I’ll definitely check the LED resistors. I haven’t spec’d the final LED’s yet, though. I’ll definitely post the PCB after I breadboard the circuit.
You guys have been a great help! Thanks!!! 
One note on the LEDs. In my experience, it is always preferred to sink current from an LED rather than source current into it. Not all parts can drive enough current to provide the LED brightness you desire. It also may cause problems on some parts with regard to maximum current per bank (though I don’t think your ATmega has that problem).
So rather than have the LEDs go to ground, better to have VCC through the diode and resistor into your part. So, setting the output to 0 will turn on the LED, and setting it to Vcc will turn it off.
If you don’t want the inversed polarity, you can use an NPN with the emitter to ground, a series resistor between the base and your ATmega, and the LED and resistor in series between Vcc and the collector. Something rather like here:
Quick question about the resistors…
I’m specing out surface mount resistors.

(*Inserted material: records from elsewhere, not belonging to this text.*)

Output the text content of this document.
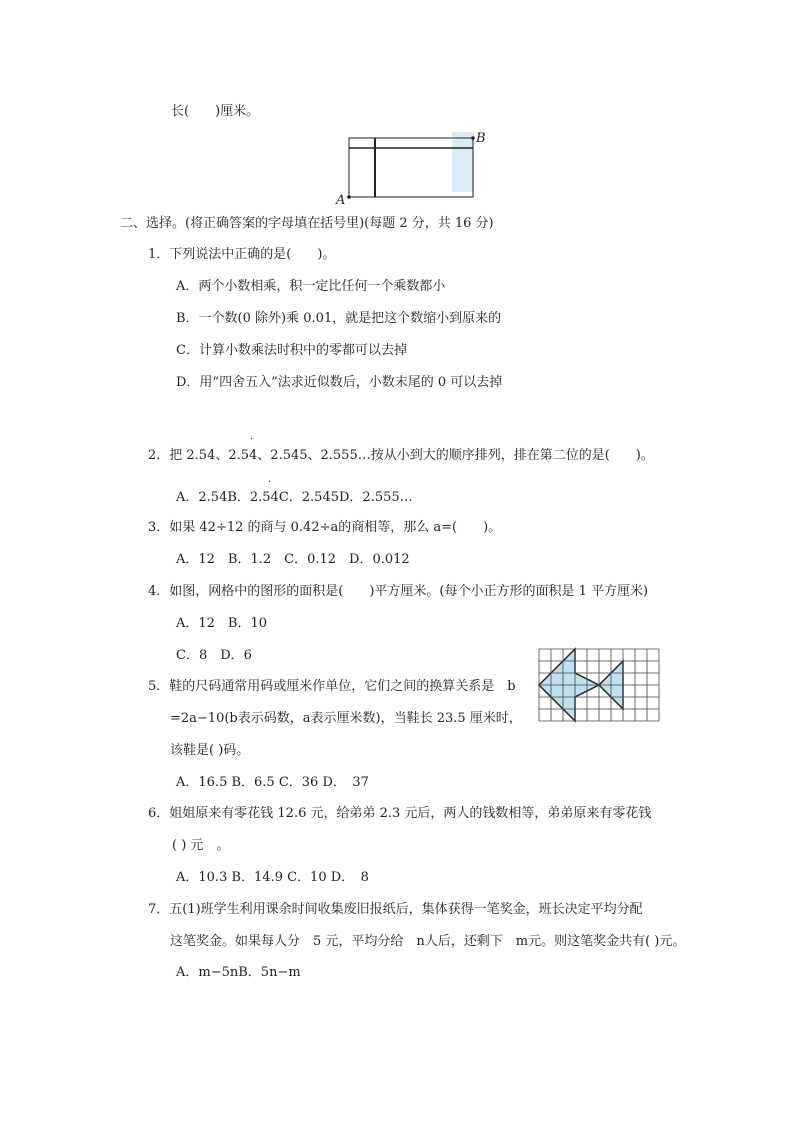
长(　　)厘米。
A
B
二、选择。(将正确答案的字母填在括号里)(每题 2 分，共 16 分)
1．下列说法中正确的是(　　)。
A．两个小数相乘，积一定比任何一个乘数都小
B．一个数(0 除外)乘 0.01，就是把这个数缩小到原来的
C．计算小数乘法时积中的零都可以去掉
D．用“四舍五入”法求近似数后，小数末尾的 0 可以去掉
·
2．把 2.54、2.54、2.545、2.555…按从小到大的顺序排列，排在第二位的是(　　)。
·
A．2.54B．2.54C．2.545D．2.555…
3．如果 42÷12 的商与 0.42÷a的商相等，那么 a=(　　)。
A．12　B．1.2　C．0.12　D．0.012
4．如图，网格中的图形的面积是(　　)平方厘米。(每个小正方形的面积是 1 平方厘米)
A．12　B．10
C．8　D．6
5．鞋的尺码通常用码或厘米作单位，它们之间的换算关系是　b
=2a−10(b表示码数，a表示厘米数)，当鞋长 23.5 厘米时，
该鞋是( )码。
A．16.5 B．6.5 C．36 D．　37
6．姐姐原来有零花钱 12.6 元，给弟弟 2.3 元后，两人的钱数相等，弟弟原来有零花钱
( ) 元　。
A．10.3 B．14.9 C．10 D．　8
7．五(1)班学生利用课余时间收集废旧报纸后，集体获得一笔奖金，班长决定平均分配
这笔奖金。如果每人分　5 元，平均分给　n人后，还剩下　m元。则这笔奖金共有( )元。
A．m−5nB．5n−m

I was going to use all 0805 size, so they would be 1/8W. Also, I was looking at 5% tolerance.
Is this ok for my circuit?
Yupp. I use 0603 1/10 watt with 5% so 1/8th watt will work absolutely fine.
As for the caps. Would you say that +/- 10% would be fine for all of the MAX232 caps and +/-5% for the crystal caps?
Thanks!
In addition to the question above… when selecting a PTC, do I have to over estimate the voltage? For example, I expect 8-12VDC to be the input voltage to my circuit. Should I double the max voltage and get a 24V PTC or would a 12V (or maybe 16V) PTC be fine?

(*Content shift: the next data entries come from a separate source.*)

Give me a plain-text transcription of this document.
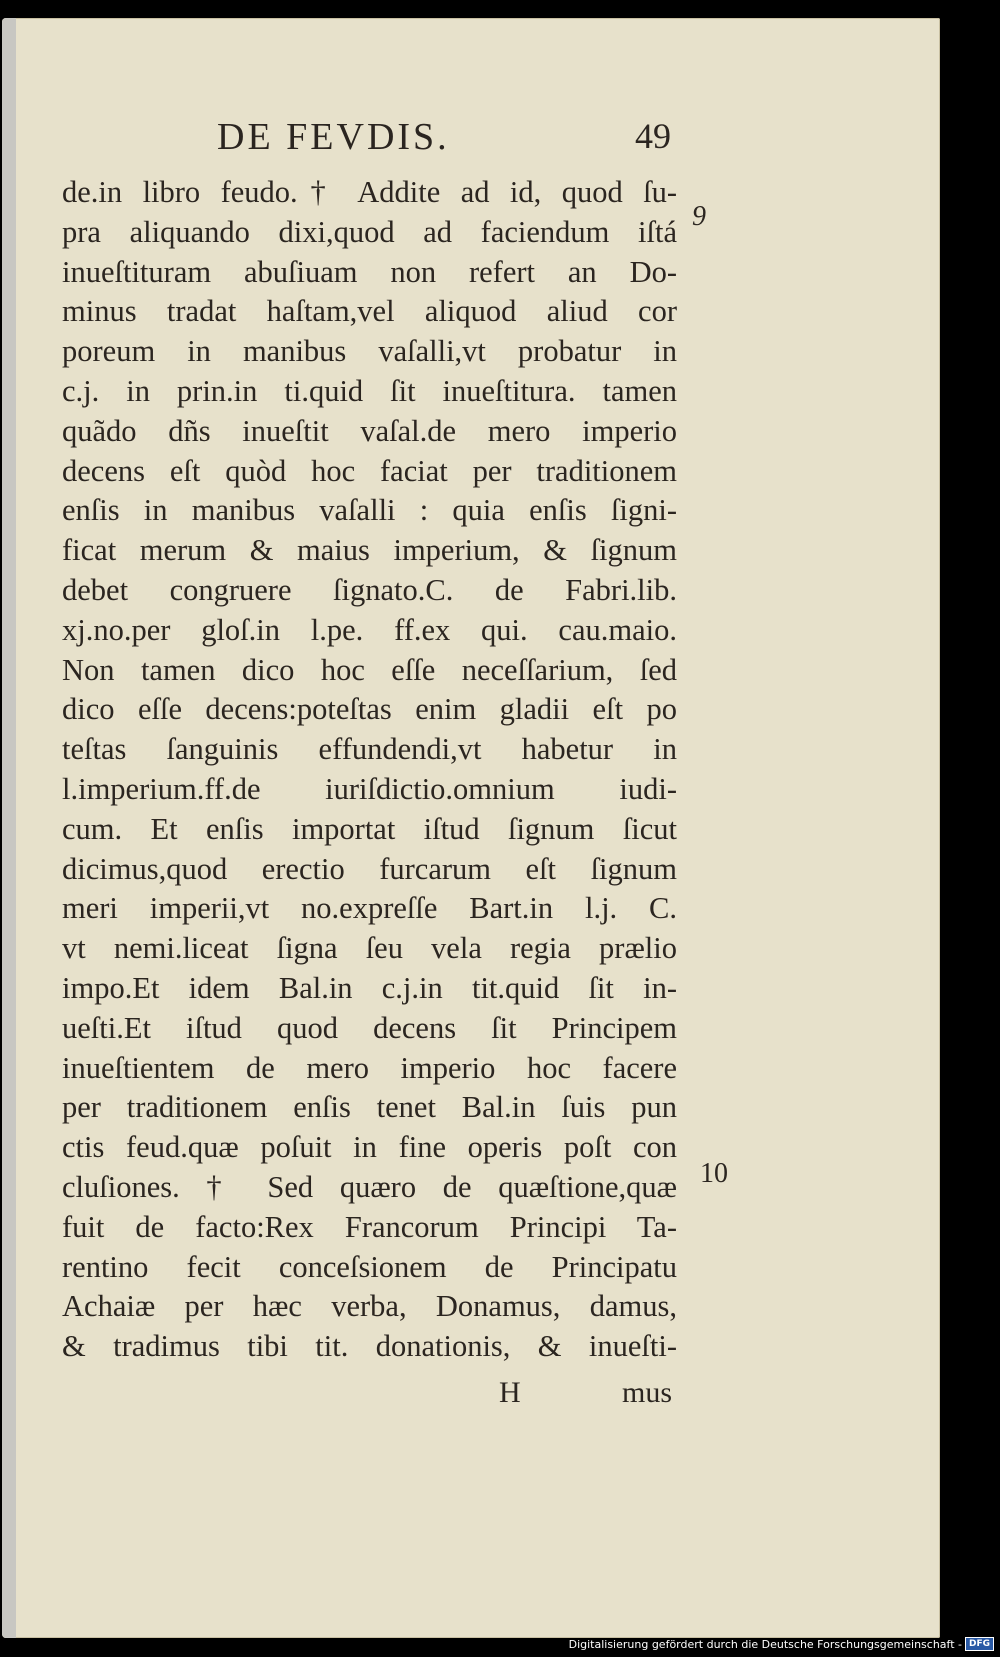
DE FEVDIS.	49
9
10
de.in libro feudo.† Addite ad id, quod ſu-
pra aliquando dixi,quod ad faciendum iſtá
inueſtituram abuſiuam non refert an Do-
minus tradat haſtam,vel aliquod aliud cor
poreum in manibus vaſalli,vt probatur in
c.j. in prin.in ti.quid ſit inueſtitura. tamen
quãdo dñs inueſtit vaſal.de mero imperio
decens eſt quòd hoc faciat per traditionem
enſis in manibus vaſalli : quia enſis ſigni-
ficat merum & maius imperium, & ſignum
debet congruere ſignato.C. de Fabri.lib.
xj.no.per gloſ.in l.pe. ff.ex qui. cau.maio.
Non tamen dico hoc eſſe neceſſarium, ſed
dico eſſe decens:poteſtas enim gladii eſt po
teſtas ſanguinis effundendi,vt habetur in
l.imperium.ff.de iuriſdictio.omnium iudi-
cum. Et enſis importat iſtud ſignum ſicut
dicimus,quod erectio furcarum eſt ſignum
meri imperii,vt no.expreſſe Bart.in l.j. C.
vt nemi.liceat ſigna ſeu vela regia prælio
impo.Et idem Bal.in c.j.in tit.quid ſit in-
ueſti.Et iſtud quod decens ſit Principem
inueſtientem de mero imperio hoc facere
per traditionem enſis tenet Bal.in ſuis pun
ctis feud.quæ poſuit in fine operis poſt con
cluſiones. † Sed quæro de quæſtione,quæ
fuit de facto:Rex Francorum Principi Ta-
rentino fecit conceſsionem de Principatu
Achaiæ per hæc verba, Donamus, damus,
& tradimus tibi tit. donationis, & inueſti-
H	mus
Digitalisierung gefördert durch die Deutsche Forschungsgemeinschaft - DFG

The parts you suggest are fine.
Over-rating the PTC won’t do any harm, though it’s not that big a deal. The PTC only ever sees the circuit voltage (12V in this case) when it’s actually tripped; in normal use the voltage across it is very small indeed.
Hello everyone.
So, I’ve bread-boarded my design, and it works great with one potential problem… I’ve noticed that my 5V regulator gets very hot. So hot that I would get burned if I held my finger on it. This was a TO-220 package. The 3.3V (also TO-220) didn’t feel hot at all. I’ve measured that my circuit draws about 185mA while up and running, and it draws about 250mA as inrush when starting up. I calculated that I’m burning about 2W of power over the 5V regulator with 12V input. I was going to use SOT-223 packages for the final PCB, but now I’m thinking that this isn’t going to work.

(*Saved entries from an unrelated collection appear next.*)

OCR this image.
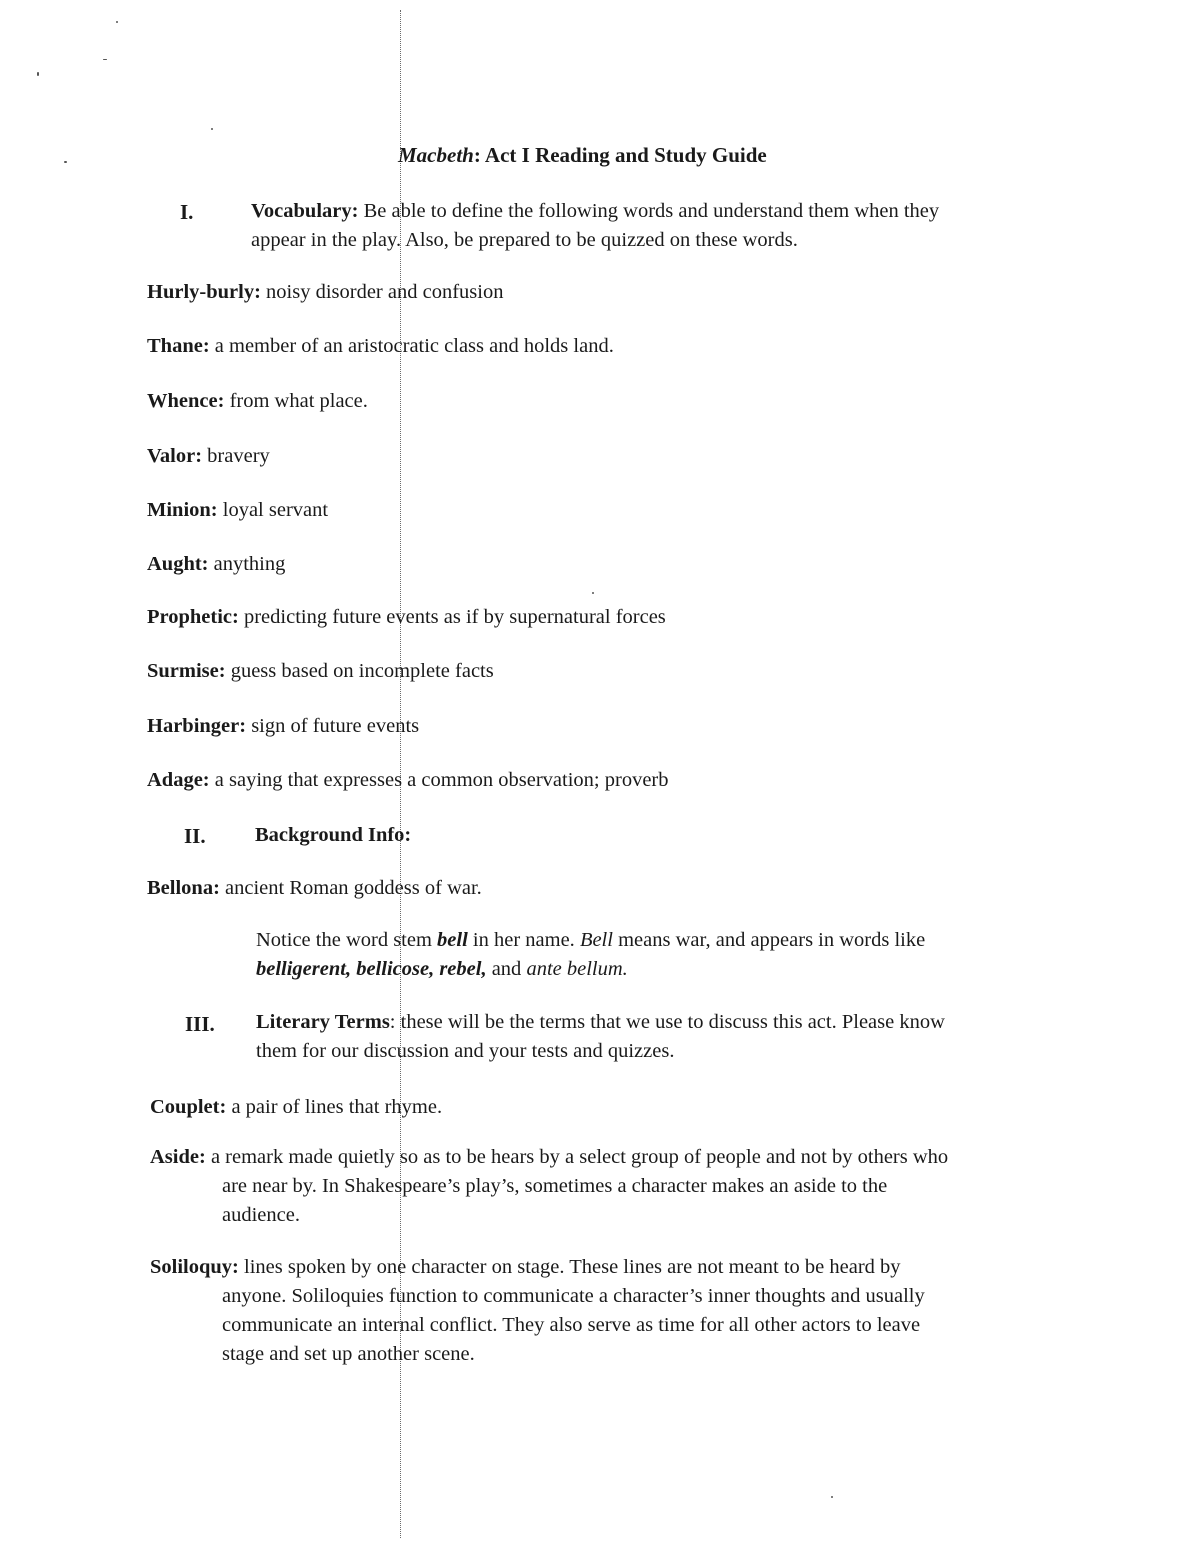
Macbeth: Act I Reading and Study Guide
I.	Vocabulary: Be able to define the following words and understand them when they
appear in the play. Also, be prepared to be quizzed on these words.
Hurly-burly: noisy disorder and confusion
Thane: a member of an aristocratic class and holds land.
Whence: from what place.
Valor: bravery
Minion: loyal servant
Aught: anything
Prophetic: predicting future events as if by supernatural forces
Surmise: guess based on incomplete facts
Harbinger: sign of future events
Adage: a saying that expresses a common observation; proverb
II. Background Info:
Bellona: ancient Roman goddess of war.
Notice the word stem bell in her name. Bell means war, and appears in words like
belligerent, bellicose, rebel, and ante bellum.
III. Literary Terms: these will be the terms that we use to discuss this act. Please know
them for our discussion and your tests and quizzes.
Couplet: a pair of lines that rhyme.
Aside: a remark made quietly so as to be hears by a select group of people and not by others who
are near by. In Shakespeare’s play’s, sometimes a character makes an aside to the
audience.
Soliloquy: lines spoken by one character on stage. These lines are not meant to be heard by
anyone. Soliloquies function to communicate a character’s inner thoughts and usually
communicate an internal conflict. They also serve as time for all other actors to leave
stage and set up another scene.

I’ve looked in the datasheet for the LD1117 and did some checking on line, but I’m not really sure on how to calculate thermal resistance and things like that. Perhaps someone could explain this to me? The data sheet (http://www.st.com/stonline/stappl/st/co … 000544.pdf) lists that that SOT-223 part has a Rjc=15, but it doesn’t list Rja. I’m a little confused with this, so please correct me if I’m wrong. I figured that at 2W, I’m raising the case temperature of the SOT-223 by 15*2=30 degC above ambient. Say the max ambient temp is 35 degC, then the max temp that the case would be is 30+35=65 degC which is lower than the maximum of 125 degC. This seems to indicate that I’ll be ok, but then where does the junction-to-ambient come into play? For example, for the TO-220 at 2W, I calculate that the temp will rise ((50+5) * 2) = 110 degC above ambient. So if ambient is 35 degC, then I’ve exceeded the maximum operating temperature. I guess one question would be when do you use the Rjc and when do you use Rja.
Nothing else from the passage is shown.